Flow cytometry analysis of Th1/Th2
To observe the Th1/Th2 paradigm in the PBMC of pregnancy mice, the heparinized peripheral blood was collected surgically before the mice were sacrificed. Peripheral blood mononuclear cells (PBMC) were isolated from heparinized peripheral blood diluted two fold with Dulbecco’s phosphate-buffered saline (PBS) using a density gradient (TBD. China) with centrifugation at 350 × g for 10 min. Isolated PBMC suspension was washed twice with PBS. These PBMC were resuspended in DMEM (Gibco. USA) with 10 % fetal bovine serum (Gibco, USA) at 1 × 106/ml. Cells were cultured with PMA (25 ng/ml, Beyotime), Ionomycin (1 μg/ml, Beyotime) and Monensin (1.71 μg/ml, Beyotime) for 5 h at 37 °C and 5 % CO2. Upon harvest, cells were washed twice in PBS, then dealt with Fix&Perm kit (Beijing 4A Biotech Co., Ltd) according to the manufacturer’s instructions in 5 ml sterile tubes. After centrifugation, cells were divided equally, followed by incubating with 5 μl neutralizing antibodies CD4-PerCP-Cy5.5(30 μg/ml, 130-102-398; Miltenyi Biotec), anti-IL-4-APC (30 μg/ml, 130-102-398; Miltenyi Biotec) and anti- IFN-γ-PE (30 μg/ml, 130-102-388; Miltenyi Biotec) for 20 min in the dark at room temperature. After being washed in PBS, the cells were detected by a flow cytometer (Beckman Colter, USA) and the data analysis was performed using FlowJo software (version 7.6.2).
Cytokine enzyme-linked immunosorbent assay (ELISA)

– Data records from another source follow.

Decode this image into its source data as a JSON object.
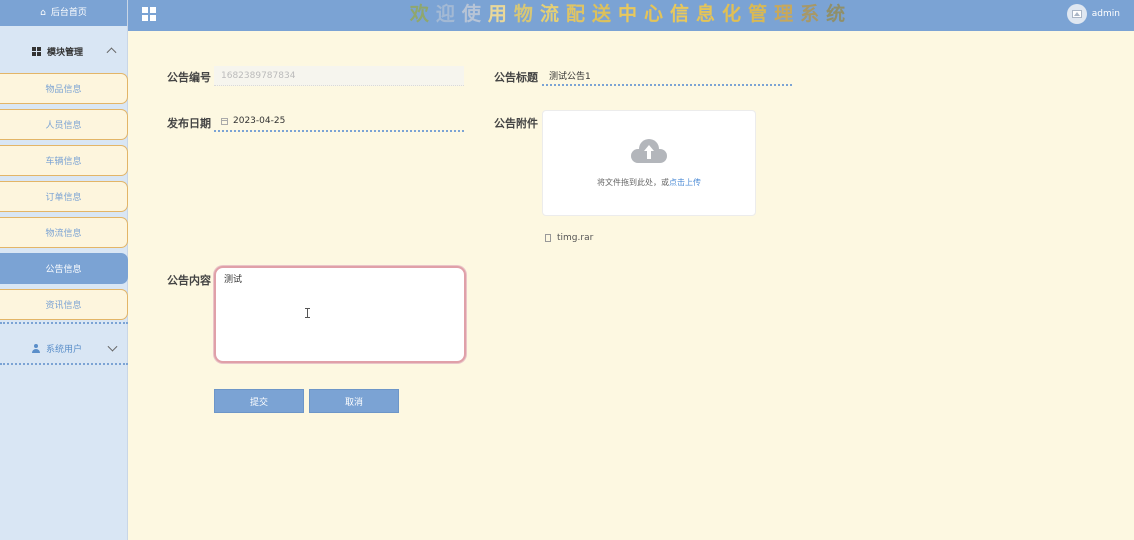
{
  "sidebar": {
    "home_label": "后台首页",
    "group_modules": "模块管理",
    "items": [
      {
        "label": "物品信息"
      },
      {
        "label": "人员信息"
      },
      {
        "label": "车辆信息"
      },
      {
        "label": "订单信息"
      },
      {
        "label": "物流信息"
      },
      {
        "label": "公告信息",
        "active": true
      },
      {
        "label": "资讯信息"
      }
    ],
    "group_users": "系统用户"
  },
  "header": {
    "title": "欢迎使用物流配送中心信息化管理系统",
    "username": "admin"
  },
  "form": {
    "id_label": "公告编号",
    "id_value": "1682389787834",
    "title_label": "公告标题",
    "title_value": "测试公告1",
    "date_label": "发布日期",
    "date_value": "2023-04-25",
    "attachment_label": "公告附件",
    "upload_text": "将文件拖到此处，或",
    "upload_link": "点击上传",
    "file_name": "timg.rar",
    "content_label": "公告内容",
    "content_value": "测试"
  },
  "actions": {
    "submit_label": "提交",
    "cancel_label": "取消"
  },
  "colors": {
    "accent": "#7ba3d4",
    "background": "#fdf8e1",
    "menu_border": "#e3b567"
  }
}
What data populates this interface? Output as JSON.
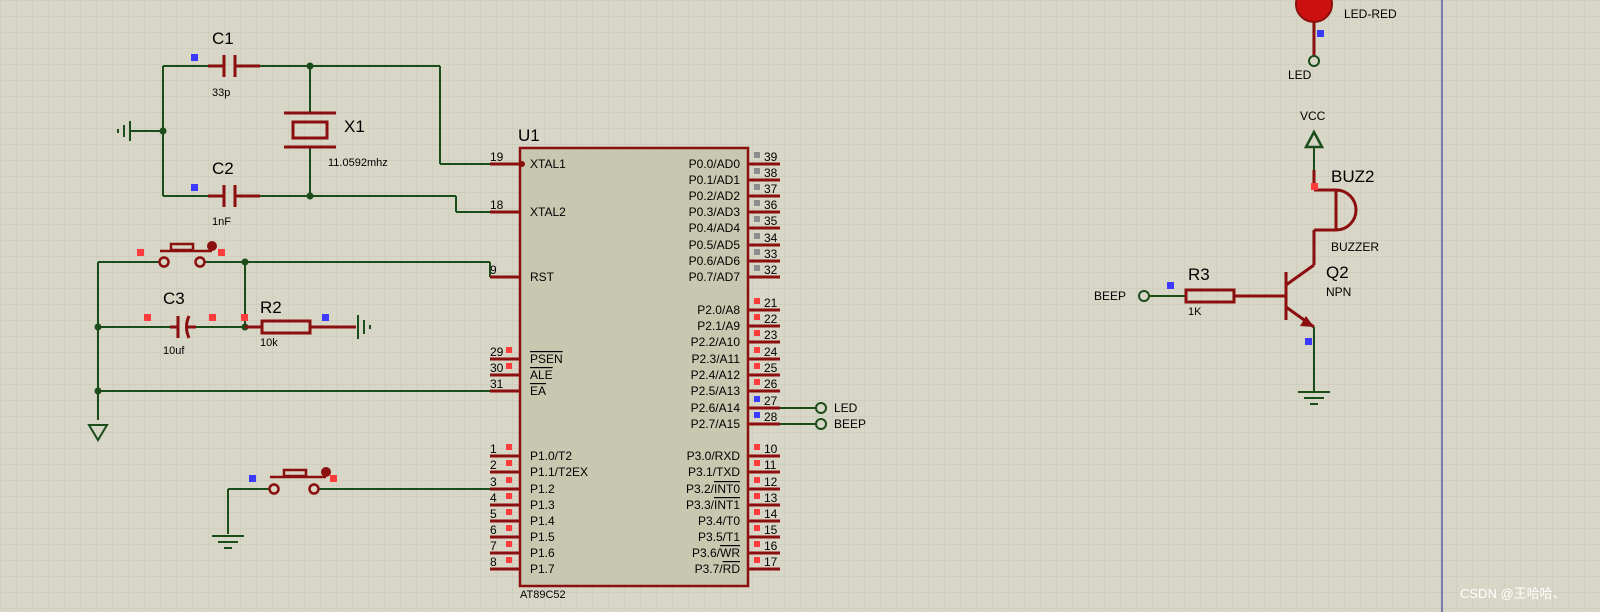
{
  "chip": {
    "ref": "U1",
    "part": "AT89C52",
    "left_pins": [
      {
        "num": "19",
        "name": "XTAL1"
      },
      {
        "num": "18",
        "name": "XTAL2"
      },
      {
        "num": "9",
        "name": "RST"
      },
      {
        "num": "29",
        "name": "PSEN",
        "overline": true
      },
      {
        "num": "30",
        "name": "ALE",
        "overline": true
      },
      {
        "num": "31",
        "name": "EA",
        "overline": true
      },
      {
        "num": "1",
        "name": "P1.0/T2"
      },
      {
        "num": "2",
        "name": "P1.1/T2EX"
      },
      {
        "num": "3",
        "name": "P1.2"
      },
      {
        "num": "4",
        "name": "P1.3"
      },
      {
        "num": "5",
        "name": "P1.4"
      },
      {
        "num": "6",
        "name": "P1.5"
      },
      {
        "num": "7",
        "name": "P1.6"
      },
      {
        "num": "8",
        "name": "P1.7"
      }
    ],
    "right_pins": [
      {
        "num": "39",
        "name": "P0.0/AD0"
      },
      {
        "num": "38",
        "name": "P0.1/AD1"
      },
      {
        "num": "37",
        "name": "P0.2/AD2"
      },
      {
        "num": "36",
        "name": "P0.3/AD3"
      },
      {
        "num": "35",
        "name": "P0.4/AD4"
      },
      {
        "num": "34",
        "name": "P0.5/AD5"
      },
      {
        "num": "33",
        "name": "P0.6/AD6"
      },
      {
        "num": "32",
        "name": "P0.7/AD7"
      },
      {
        "num": "21",
        "name": "P2.0/A8"
      },
      {
        "num": "22",
        "name": "P2.1/A9"
      },
      {
        "num": "23",
        "name": "P2.2/A10"
      },
      {
        "num": "24",
        "name": "P2.3/A11"
      },
      {
        "num": "25",
        "name": "P2.4/A12"
      },
      {
        "num": "26",
        "name": "P2.5/A13"
      },
      {
        "num": "27",
        "name": "P2.6/A14"
      },
      {
        "num": "28",
        "name": "P2.7/A15"
      },
      {
        "num": "10",
        "name": "P3.0/RXD"
      },
      {
        "num": "11",
        "name": "P3.1/TXD"
      },
      {
        "num": "12",
        "name": "P3.2/",
        "bar": "INT0"
      },
      {
        "num": "13",
        "name": "P3.3/",
        "bar": "INT1"
      },
      {
        "num": "14",
        "name": "P3.4/T0"
      },
      {
        "num": "15",
        "name": "P3.5/T1"
      },
      {
        "num": "16",
        "name": "P3.6/",
        "bar": "WR"
      },
      {
        "num": "17",
        "name": "P3.7/",
        "bar": "RD"
      }
    ]
  },
  "parts": {
    "c1": {
      "ref": "C1",
      "value": "33p"
    },
    "c2": {
      "ref": "C2",
      "value": "1nF"
    },
    "x1": {
      "ref": "X1",
      "value": "11.0592mhz"
    },
    "c3": {
      "ref": "C3",
      "value": "10uf"
    },
    "r2": {
      "ref": "R2",
      "value": "10k"
    },
    "r3": {
      "ref": "R3",
      "value": "1K"
    },
    "q2": {
      "ref": "Q2",
      "value": "NPN"
    },
    "buz2": {
      "ref": "BUZ2",
      "value": "BUZZER"
    },
    "led": {
      "value": "LED-RED"
    }
  },
  "terminals": {
    "led_out": "LED",
    "beep_out": "BEEP",
    "beep_in": "BEEP",
    "led_in": "LED",
    "vcc": "VCC"
  },
  "watermark": "CSDN @王哈哈、",
  "colors": {
    "background": "#d8d6c6",
    "grid": "#c7c5b4",
    "wire": "#1b4d1b",
    "component": "#8b0f0f",
    "chip_fill": "#c8c8b0",
    "red_marker": "#ff3b3b",
    "blue_marker": "#3b3bff",
    "grey_marker": "#8c8c8c",
    "sheet_border": "#2020a0",
    "led_red": "#cc1010"
  }
}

Blood was obtained by retro-orbital bleeding and the serum was collected by spinning at 2000 × g for 10 min after 60 min of clotting at room temperature. IL-1, IL-4, IL-10, IFN-γ and TNF-α were analyzed using ELISA kit (Shanghai ELISA, China ) according to the manufacturer’s protocols.
Real-time PCR
PBMC were separated after the mice were euthanized, and RNA was extracted using TRIzol (Invitrogen, USA). RNA was quantitated using a spectrophotometer, and the same amount of RNA from each sample was used to make cDNA and was used as a template for real-time PCR. n = 3 for each replicate; three replicates were conducted. Each experimental time primer pairs were dropped on separate MicroAmp optical 96-well reaction plates using the 7500 Fast Real-Time PCR System (Applied Biosystems, USA). To determine the expression ratios of cytokine genes between cells induced to differentiate for various dose points, all values were normalized to β-actin according to equation:ΔCt = (Ctbaseline - Cttrmt)YFG -(Ctbaseline - Cttrmt)β-actin, then the ratio between treatment and baseline was calculated as 2|ΔCt|. The sign of the value for indicates either up or down-regulation. The primer sequences used were: for β-actin, 5′- TGACCGAGCGTGGCTACA-3′ and 5′- TCTCTTTGATGTCACG CACGAT -3′, for IL-1β,5′- CAACCAACAAGTGATATT CTCCATG-3′, for IL-10, 5′-CTATGCTGCCTGCTCTTACTG-′3, 5′- AACCCAAGTAACCCTTAAAGTC-3′, for TNF-α,5′- ATCCGCGACGTGGAACTG -3′, 5′- ACCGCCTGGAGTTCTGGAA -3′. For IFN-γ and IL-4 TaqMan analysis, the murine IFN-γ and IL-4 analysis kit form Applied Biosystems was used.
Statistical analysis
All experiments were repeated at least three times, with representative results shown. The data were expressed as mean ± standard deviation (SD). Statistical analysis was performed using SPSS software (Version 19 for Windows, SPSS, Italy SRL, Bologna, Italy). Statistical differences were determined using ANOVA followed by Dunnett’s multiple comparison test, the Tukey–Kramer multiple comparisons test or unpaired t test. The effects were considered significant if P ≤ 0.05.
Competing interest
The authors declare no conflict of interest.
Authors’ contributions
YCH and CMW conceived and designed the experiments; LW, YD and JL performed the experiments; FL and HT analyzed the data; HXH wrote and revised the manuscript. All authors read and approved the final manuscript.